Viele unbekannte Dokumente

Literaturarchiv Marbach erwirbt Rilke-Nachlass

1. Dezember 2022
von Börsenblatt

Die Nachfahren Rainer Maria Rilkes haben den Nachlass des weltberühmten Dichters dem Deutschen Literaturarchiv in Marbach übereignet. Seit fast 100 Jahren befand er sich in Privatbesitz.

Rainer Maria Rilke: aus dem Entwurf zur 9. Duineser Elegie

Rilke zählt neben Kafka zu den weltweit wichtigsten deutschsprachigen Autoren der literarischen Moderne, so das Deutsche Literaturarchiv (DLA) in einer Pressemitteilung. Der Nachlass des Dichters ist erstaunlich vollständig erhalten, trotz Rilkes zahlreicher Umzüge; zudem sind große Teile der Papiere noch unbekannt. Mit dem Rilke-Archiv Gernsbach steht eines der bedeutendsten Autorenarchive des 20. Jahrhunderts jetzt der internationalen Forschung und Öffentlichkeit im Deut-schen Literaturarchiv Marbach zur Verfügung.

Der Nachlass Rainer Maria Rilkes umfasst insgesamt mehr als 10.000 handschriftliche Seiten mit Werkentwürfen und Notizen, etwa 8.800 Briefe und über 470 Bücher und Zeitschriften aus seiner Bibliothek, unter anderem in deutscher, französischer und russischer Sprache, die zwischen etwa 1897 und 1918 zusammenkamen und mit zahlreichen Annotationen, Marginalien und Widmungsgedichten versehen sind. Dazu kommen 131 bisher unbekannte Zeichnungen von Rilke, etwa 360 Fotografien aus allen Lebensphasen und weitere biografische Materialien.

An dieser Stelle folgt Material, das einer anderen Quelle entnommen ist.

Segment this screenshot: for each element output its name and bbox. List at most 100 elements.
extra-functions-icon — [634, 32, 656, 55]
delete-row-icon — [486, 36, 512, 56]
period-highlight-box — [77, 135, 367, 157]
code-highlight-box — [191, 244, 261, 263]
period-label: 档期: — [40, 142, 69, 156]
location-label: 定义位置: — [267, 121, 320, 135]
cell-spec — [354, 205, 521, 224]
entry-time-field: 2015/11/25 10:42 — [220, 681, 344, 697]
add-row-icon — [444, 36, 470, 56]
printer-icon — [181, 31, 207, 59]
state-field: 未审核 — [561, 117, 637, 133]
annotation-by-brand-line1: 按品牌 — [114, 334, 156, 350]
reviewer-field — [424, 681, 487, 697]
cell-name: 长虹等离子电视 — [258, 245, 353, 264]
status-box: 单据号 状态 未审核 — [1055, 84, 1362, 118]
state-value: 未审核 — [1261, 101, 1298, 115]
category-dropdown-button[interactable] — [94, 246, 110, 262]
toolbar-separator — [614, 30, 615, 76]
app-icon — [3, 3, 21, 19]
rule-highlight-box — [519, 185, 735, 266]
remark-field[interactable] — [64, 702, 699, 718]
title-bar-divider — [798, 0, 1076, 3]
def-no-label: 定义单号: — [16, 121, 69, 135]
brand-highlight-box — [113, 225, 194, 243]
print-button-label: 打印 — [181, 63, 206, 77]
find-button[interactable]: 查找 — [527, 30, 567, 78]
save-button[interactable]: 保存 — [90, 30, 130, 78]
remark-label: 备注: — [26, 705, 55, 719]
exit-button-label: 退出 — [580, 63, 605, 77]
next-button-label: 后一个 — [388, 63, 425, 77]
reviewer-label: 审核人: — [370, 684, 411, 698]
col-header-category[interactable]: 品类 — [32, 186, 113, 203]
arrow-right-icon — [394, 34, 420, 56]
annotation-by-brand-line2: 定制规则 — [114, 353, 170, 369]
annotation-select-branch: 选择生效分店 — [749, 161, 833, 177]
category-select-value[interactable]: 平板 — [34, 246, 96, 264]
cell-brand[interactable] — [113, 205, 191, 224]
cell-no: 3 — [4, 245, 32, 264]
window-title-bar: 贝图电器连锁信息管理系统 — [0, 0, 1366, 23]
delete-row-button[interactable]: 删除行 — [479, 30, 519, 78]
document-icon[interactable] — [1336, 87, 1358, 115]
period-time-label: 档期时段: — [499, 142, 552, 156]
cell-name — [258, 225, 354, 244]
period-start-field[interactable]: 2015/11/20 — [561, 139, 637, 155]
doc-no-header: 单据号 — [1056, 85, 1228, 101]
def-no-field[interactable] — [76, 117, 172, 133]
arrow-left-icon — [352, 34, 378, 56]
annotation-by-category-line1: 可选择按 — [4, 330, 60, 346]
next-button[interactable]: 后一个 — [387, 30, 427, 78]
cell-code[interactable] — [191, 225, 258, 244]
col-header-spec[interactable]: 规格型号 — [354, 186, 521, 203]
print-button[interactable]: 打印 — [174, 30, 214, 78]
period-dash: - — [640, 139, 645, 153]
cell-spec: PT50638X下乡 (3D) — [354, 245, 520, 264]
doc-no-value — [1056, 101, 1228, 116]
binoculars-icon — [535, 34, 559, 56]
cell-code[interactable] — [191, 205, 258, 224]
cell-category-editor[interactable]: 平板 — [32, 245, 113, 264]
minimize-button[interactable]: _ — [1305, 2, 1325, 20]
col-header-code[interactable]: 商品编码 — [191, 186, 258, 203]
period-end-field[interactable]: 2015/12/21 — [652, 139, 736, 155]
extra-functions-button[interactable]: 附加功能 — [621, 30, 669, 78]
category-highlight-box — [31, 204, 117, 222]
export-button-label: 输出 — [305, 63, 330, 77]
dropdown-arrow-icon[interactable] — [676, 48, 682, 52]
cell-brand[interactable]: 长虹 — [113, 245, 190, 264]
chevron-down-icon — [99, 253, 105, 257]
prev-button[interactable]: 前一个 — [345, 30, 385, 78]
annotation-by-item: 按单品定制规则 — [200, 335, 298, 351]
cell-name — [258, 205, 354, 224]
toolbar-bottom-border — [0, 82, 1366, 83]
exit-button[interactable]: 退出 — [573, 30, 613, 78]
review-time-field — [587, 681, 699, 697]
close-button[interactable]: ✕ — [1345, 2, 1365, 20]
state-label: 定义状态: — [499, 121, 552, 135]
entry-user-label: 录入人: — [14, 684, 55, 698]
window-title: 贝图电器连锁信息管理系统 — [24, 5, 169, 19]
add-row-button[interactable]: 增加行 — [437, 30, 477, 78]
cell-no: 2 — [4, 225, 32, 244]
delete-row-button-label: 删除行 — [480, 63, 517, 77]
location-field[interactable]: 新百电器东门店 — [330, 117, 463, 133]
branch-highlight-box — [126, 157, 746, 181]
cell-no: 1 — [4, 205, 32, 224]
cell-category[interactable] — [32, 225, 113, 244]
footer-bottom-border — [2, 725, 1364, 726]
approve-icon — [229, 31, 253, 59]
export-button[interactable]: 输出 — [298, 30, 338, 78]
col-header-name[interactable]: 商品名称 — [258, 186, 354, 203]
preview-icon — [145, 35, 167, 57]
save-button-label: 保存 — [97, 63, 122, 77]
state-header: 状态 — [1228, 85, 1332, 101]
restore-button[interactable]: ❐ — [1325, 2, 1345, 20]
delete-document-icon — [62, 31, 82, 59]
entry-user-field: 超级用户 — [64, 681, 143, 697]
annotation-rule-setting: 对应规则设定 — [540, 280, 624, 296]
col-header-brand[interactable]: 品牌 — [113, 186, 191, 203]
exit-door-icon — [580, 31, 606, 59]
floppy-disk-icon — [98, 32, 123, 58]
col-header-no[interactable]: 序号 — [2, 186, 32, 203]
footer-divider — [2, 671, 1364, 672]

Die Dokumente stammen aus allen Epochen seines Lebens: von ersten Fotos und Kinderzeichnungen des Vierjährigen über Kinder- und Schulbücher bis hin zum Gedicht "Komm du, du letzter den ich anerkenne", das er kurz vor seinem Tod in ein Taschenbuch schrieb. Zu nahezu jedem Werk Rilkes sind Handschriften erhalten. Vorarbeiten, Entwürfe und Reinschriften erlauben die Rekonstruktion der Entstehungsgeschichte seiner berühmten Gedichtzyklen – "Stunden-Buch", "Buch der Bilder", "Neue Gedichte", "Duineser Elegien" und "Sonette an Orpheus" – und Prosabücher wie "Die Weise von Liebe und Tod des Cornets Christoph Rilke", "Worpswede", "Auguste Rodin" und "Die Aufzeichnungen des Malte Laurids Brigge". 86 bisher weitgehend unbekannte Skizzen- und Taschenbücher enthalten neben tagebuchartigen Aufzeichnungen Notizen, Exzerpte, Gedicht- und Briefentwürfe und geben damit neue Einblicke in biografische und werkgeschichtliche Kontexte.

Der Nachlass wird nach seiner archivarischen und bibliothekarischen Erschließung der internationalen Rilke-Forschung auch digital uneingeschränkt zur Verfügung stehen. Um die Vielfalt der Materialien erstmals auch einem breiteren Publikum zu präsentieren, wird ab Ende 2025 im Marbacher Literaturmuseum der Moderne eine große Ausstellung Rilke auf neue Weise ins Gespräch bringen: als Zeitgenossen kultureller und politischer Bewegungen, die bis in unsere Gegenwart hineinwirken.

Die Erwerbung des Rainer Maria Rilke-Archivs Gernsbach wurde ermöglicht durch die gemeinsame Kraftanstrengung von öffentlicher Hand und privaten Stiftungen. Großzügige Unterstützung ist dem Land Baden-Württemberg durch die Baden-Württemberg Stiftung, der Kulturstiftung der Länder, der Wüstenrot Stiftung, der Berthold Leibinger Stiftung, der Staatsministerin für Kultur und Medien und der Carl Friedrich von Siemens Stiftung zu verdanken.